New policy forum paper published in Science. We discuss the research implications of the SEC’s proposed climate risk disclosure rule, which will hopefully be finalized any day now.

I will be presenting new work on the value of weather forecast improvements at the NBER on March 24th. The talk will be streamed on Youtube here.

Two of my graduate students, Anna Papp and Vincent Bagilet, have put together a great set of simulations, example datasets, and code to work through many of the new two-way fixed effects/dynamic diff-in-diff methods. The code and data can be found on Anna’s Github page here. This could be a really helpful resource for students and researchers learning about these methods, so let me know if you find it helpful.

I will be presenting new work on the value of weather forecasts, joint with Derek Lemoine and Laura Bakkensen, at University of Arizona on December 14th.

The recording of the presentations from UCLA’s Climate Adaptation Symposium are available here. A great event as always!

The second UCLA Climate Adaptation Research Symposium will take place on September 8th. You can see my new work on the value of routine weather forecasts during the 10:45-12:15 PT session.

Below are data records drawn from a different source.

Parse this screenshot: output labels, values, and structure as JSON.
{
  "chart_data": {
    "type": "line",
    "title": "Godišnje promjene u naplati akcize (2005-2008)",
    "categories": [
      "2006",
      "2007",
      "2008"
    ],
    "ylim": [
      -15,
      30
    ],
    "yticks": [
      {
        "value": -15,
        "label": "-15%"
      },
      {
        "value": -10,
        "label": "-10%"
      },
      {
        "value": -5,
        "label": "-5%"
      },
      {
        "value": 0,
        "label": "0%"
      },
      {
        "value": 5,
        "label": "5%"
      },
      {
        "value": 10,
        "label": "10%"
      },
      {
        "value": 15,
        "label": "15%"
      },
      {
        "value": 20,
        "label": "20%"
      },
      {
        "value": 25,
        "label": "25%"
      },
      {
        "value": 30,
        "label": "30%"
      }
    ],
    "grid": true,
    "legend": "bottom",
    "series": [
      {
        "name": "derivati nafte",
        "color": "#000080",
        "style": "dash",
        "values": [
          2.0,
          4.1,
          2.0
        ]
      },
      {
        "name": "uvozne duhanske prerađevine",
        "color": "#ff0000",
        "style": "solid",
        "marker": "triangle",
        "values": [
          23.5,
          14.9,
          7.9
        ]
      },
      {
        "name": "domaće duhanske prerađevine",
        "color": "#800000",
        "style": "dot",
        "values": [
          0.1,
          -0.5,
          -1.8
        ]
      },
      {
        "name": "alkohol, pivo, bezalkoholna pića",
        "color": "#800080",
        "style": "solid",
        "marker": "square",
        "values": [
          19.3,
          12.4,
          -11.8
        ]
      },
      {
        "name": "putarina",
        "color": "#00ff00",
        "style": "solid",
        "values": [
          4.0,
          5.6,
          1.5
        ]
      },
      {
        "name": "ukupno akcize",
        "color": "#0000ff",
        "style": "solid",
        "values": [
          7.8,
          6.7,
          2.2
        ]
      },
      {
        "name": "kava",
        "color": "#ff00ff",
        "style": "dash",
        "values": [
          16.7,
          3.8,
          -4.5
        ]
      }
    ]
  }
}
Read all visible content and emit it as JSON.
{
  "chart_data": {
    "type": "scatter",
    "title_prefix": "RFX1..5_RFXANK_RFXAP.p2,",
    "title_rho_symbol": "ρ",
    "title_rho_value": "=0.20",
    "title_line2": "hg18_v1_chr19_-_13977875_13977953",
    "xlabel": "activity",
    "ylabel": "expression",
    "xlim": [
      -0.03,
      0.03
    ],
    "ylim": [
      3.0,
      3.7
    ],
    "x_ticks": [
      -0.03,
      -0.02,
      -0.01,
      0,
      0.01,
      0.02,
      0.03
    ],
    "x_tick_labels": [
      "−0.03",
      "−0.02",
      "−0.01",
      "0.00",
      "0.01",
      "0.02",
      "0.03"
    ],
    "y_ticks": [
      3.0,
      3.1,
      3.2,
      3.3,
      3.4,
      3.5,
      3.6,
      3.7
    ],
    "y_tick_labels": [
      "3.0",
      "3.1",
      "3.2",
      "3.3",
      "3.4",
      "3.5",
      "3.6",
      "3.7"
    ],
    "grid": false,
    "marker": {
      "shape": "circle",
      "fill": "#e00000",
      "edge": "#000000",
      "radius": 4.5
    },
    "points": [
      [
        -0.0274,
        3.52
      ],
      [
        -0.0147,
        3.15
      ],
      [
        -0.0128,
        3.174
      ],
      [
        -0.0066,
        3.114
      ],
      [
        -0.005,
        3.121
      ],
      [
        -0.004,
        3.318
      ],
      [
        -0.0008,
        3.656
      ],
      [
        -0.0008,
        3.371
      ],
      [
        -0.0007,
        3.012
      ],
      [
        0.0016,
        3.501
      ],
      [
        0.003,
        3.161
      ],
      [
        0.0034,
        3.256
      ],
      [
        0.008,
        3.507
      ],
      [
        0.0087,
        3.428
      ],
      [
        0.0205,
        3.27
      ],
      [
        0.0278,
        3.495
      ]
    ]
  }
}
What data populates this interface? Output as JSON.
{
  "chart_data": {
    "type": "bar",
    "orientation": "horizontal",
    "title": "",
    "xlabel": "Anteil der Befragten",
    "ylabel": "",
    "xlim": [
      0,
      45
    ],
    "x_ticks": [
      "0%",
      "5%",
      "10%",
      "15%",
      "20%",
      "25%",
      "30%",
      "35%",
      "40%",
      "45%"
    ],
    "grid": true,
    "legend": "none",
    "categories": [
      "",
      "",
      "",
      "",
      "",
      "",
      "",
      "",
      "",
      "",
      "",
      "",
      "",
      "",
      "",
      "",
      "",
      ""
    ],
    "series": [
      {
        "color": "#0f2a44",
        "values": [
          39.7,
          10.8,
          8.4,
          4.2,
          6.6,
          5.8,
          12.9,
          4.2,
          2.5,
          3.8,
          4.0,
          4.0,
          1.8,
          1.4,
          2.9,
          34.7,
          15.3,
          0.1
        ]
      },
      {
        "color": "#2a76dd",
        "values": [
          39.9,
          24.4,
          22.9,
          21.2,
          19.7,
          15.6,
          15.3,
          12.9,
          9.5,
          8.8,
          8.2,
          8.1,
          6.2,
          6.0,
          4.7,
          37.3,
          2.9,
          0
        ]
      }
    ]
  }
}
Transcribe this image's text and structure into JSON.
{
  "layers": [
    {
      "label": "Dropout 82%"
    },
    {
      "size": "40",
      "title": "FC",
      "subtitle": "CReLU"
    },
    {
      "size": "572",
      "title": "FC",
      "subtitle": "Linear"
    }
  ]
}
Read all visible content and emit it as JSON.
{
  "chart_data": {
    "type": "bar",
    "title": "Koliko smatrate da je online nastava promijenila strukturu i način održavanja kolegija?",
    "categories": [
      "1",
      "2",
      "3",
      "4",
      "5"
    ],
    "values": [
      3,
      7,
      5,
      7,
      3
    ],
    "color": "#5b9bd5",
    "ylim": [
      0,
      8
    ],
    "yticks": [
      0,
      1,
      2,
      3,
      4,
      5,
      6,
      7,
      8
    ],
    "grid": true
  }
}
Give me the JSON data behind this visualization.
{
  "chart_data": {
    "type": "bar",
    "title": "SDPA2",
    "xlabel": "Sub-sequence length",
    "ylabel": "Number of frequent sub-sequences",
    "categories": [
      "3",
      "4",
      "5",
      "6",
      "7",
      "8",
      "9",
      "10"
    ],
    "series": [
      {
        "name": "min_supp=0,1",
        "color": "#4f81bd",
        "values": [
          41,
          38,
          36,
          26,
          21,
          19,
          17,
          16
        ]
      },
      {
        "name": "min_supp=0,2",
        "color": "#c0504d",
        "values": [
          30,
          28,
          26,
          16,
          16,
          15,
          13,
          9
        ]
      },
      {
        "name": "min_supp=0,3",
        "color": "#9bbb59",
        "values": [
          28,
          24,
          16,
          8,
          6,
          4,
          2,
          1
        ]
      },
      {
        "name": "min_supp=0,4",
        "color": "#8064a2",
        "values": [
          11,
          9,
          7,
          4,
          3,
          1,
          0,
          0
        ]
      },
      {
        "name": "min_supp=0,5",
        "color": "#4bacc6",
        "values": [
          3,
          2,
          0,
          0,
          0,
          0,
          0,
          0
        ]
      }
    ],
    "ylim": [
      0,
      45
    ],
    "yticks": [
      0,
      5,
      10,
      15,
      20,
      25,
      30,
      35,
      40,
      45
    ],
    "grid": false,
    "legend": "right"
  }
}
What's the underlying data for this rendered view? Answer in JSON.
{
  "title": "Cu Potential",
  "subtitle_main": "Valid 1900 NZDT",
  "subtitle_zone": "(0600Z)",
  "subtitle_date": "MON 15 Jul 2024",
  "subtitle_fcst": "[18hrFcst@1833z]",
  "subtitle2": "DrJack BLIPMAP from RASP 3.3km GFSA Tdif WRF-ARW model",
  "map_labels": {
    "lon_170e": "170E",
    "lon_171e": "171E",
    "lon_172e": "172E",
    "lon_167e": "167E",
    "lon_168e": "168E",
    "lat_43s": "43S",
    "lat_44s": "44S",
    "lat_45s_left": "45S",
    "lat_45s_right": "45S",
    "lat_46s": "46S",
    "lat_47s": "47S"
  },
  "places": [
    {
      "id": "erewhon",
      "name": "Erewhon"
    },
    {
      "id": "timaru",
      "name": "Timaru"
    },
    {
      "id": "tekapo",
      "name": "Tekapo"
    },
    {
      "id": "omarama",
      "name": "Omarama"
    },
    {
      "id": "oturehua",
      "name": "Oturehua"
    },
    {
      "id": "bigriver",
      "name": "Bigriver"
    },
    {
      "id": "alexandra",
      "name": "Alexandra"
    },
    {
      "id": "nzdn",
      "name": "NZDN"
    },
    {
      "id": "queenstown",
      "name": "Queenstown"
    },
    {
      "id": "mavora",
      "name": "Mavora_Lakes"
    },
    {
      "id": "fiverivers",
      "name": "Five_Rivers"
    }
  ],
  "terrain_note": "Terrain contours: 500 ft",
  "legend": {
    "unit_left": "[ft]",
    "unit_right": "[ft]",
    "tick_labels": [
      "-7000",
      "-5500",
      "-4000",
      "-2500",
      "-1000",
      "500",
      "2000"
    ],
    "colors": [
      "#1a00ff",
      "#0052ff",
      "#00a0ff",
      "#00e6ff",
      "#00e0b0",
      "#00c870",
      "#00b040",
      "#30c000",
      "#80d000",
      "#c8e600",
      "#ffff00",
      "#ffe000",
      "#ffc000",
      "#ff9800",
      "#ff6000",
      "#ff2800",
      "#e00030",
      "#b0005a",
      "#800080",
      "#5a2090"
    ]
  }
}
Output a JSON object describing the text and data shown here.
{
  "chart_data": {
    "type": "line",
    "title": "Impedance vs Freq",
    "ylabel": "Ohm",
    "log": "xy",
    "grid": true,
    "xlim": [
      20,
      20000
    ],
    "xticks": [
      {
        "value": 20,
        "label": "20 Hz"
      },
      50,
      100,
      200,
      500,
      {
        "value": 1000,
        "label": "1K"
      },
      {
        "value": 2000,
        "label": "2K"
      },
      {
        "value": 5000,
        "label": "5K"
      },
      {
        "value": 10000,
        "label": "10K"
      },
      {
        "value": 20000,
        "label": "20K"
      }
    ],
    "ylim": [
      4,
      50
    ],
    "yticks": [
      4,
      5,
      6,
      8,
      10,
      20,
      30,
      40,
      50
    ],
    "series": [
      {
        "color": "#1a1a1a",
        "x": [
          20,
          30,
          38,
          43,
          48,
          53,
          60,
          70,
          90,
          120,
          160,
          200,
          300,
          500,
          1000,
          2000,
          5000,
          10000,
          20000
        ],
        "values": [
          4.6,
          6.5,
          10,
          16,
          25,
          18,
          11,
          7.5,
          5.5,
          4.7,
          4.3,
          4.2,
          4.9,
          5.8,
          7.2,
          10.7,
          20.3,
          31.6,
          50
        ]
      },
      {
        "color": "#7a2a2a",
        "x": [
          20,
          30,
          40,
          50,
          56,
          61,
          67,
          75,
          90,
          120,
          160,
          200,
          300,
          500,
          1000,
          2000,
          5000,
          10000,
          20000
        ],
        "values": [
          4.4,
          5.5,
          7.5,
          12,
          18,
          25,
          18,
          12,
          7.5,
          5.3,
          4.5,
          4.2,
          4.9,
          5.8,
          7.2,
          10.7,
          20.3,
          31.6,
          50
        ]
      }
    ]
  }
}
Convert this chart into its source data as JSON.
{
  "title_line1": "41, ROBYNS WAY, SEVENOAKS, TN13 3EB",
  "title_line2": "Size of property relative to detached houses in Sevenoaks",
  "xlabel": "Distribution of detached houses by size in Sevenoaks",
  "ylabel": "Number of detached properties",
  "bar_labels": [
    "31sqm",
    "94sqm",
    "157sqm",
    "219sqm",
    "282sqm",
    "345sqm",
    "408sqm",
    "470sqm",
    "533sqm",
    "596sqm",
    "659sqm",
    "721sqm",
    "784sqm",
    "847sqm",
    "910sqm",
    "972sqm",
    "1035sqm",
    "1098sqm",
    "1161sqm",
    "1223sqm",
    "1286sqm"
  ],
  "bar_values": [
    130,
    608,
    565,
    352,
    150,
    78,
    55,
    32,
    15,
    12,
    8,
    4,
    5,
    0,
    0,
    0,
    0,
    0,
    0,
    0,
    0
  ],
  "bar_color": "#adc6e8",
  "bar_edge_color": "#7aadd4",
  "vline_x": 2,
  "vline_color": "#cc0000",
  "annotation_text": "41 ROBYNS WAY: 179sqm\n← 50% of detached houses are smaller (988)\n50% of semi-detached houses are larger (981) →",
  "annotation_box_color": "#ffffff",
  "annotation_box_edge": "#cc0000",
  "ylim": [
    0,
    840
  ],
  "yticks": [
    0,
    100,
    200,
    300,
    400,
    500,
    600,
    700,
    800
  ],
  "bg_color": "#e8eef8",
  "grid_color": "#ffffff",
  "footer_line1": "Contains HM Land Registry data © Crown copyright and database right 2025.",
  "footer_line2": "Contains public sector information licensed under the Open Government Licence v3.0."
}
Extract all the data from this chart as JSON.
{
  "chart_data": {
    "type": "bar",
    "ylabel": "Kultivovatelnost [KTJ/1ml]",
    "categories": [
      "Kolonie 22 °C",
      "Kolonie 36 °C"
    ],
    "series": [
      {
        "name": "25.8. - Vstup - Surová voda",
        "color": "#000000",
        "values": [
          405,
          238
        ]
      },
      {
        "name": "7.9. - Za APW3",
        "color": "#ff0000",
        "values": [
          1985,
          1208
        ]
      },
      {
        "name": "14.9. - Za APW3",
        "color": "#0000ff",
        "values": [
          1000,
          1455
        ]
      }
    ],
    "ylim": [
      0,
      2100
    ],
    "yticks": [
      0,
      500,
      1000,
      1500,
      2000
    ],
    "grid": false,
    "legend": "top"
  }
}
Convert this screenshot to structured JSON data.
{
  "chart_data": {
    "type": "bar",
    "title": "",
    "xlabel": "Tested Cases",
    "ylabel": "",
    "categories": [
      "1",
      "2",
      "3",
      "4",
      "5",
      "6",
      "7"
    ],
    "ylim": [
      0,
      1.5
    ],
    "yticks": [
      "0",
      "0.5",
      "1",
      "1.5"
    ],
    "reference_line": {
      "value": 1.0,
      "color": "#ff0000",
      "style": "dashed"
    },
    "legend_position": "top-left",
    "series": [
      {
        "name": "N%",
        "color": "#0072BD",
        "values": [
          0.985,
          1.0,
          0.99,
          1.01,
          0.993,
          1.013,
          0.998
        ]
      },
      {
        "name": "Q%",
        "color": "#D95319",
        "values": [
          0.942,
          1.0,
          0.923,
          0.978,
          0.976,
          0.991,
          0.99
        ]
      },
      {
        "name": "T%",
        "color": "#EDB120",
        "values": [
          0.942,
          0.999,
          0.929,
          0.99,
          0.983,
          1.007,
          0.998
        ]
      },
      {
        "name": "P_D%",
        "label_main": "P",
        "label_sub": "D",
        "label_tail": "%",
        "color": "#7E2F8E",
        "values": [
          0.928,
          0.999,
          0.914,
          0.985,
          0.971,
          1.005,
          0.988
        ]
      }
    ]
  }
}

A new version of my paper on estimating damages from weather while accounting for adaptation is available here. Weather forecasts are really cool and they can help us improve our inference about climate damages.

A new paper evaluating policies to integrate storage into the electricity grid while reducing emissions is now published here. Good policy design really matters here—a popular policy we analyze can actually increase emissions relative to taking no policy action!

Lots of upcoming presentations this spring, starting with a double header at the AERE sessions at the Eastern Economics Association meeting. You can see my dynamic permits paper on Friday the 26th and a paper on labor adjustment costs and climate damage on the 27th.

On the 15th, I will be presenting on the economic damage from climate change to a new group of interdisciplinary climate change researchers at the CIRC Workshop (including my own) are now available online. Check out the website if you are interested in learning more about the group.

Ankit Bhutani has created new Python code to estimate two-sample two-stage least squares (TS2SLS). The code also works in R! Find it on Ankit’s github page. The new code provides more accurate standard error calculations than my Stata code.

My new paper with Madison Condon and Michael Livermore asks whether there is a rational justification for the EPA’s new rule limiting what research can be used in cost-benefit analyses. To read more about why this is an important issue, see this recent NY Times article.

New paper: Policymakers have started to respond to the emissions consequences of increased electricity storage. Unfortunately, their proposed policies are likely to be ineffective. What works better? A carbon tax! Find the working paper on my research page.

The UCSD Economics Department’s first Applied Economics Alumni Workshop will be Saturday October 19th. I will be presenting Labor Market Adjustment to News.

The inaugural conference for the new Center for Environmental Economics and Policy (CEEP) is on Friday October 18th. Details here.

Come see two new papers presented this fall. Labor Market Adjustment to News will be presented at USC on September 12th and UVA on September 26th. Revealing Abatement Costs from Permit Banking Behavior will be presented at RFF on September 16th.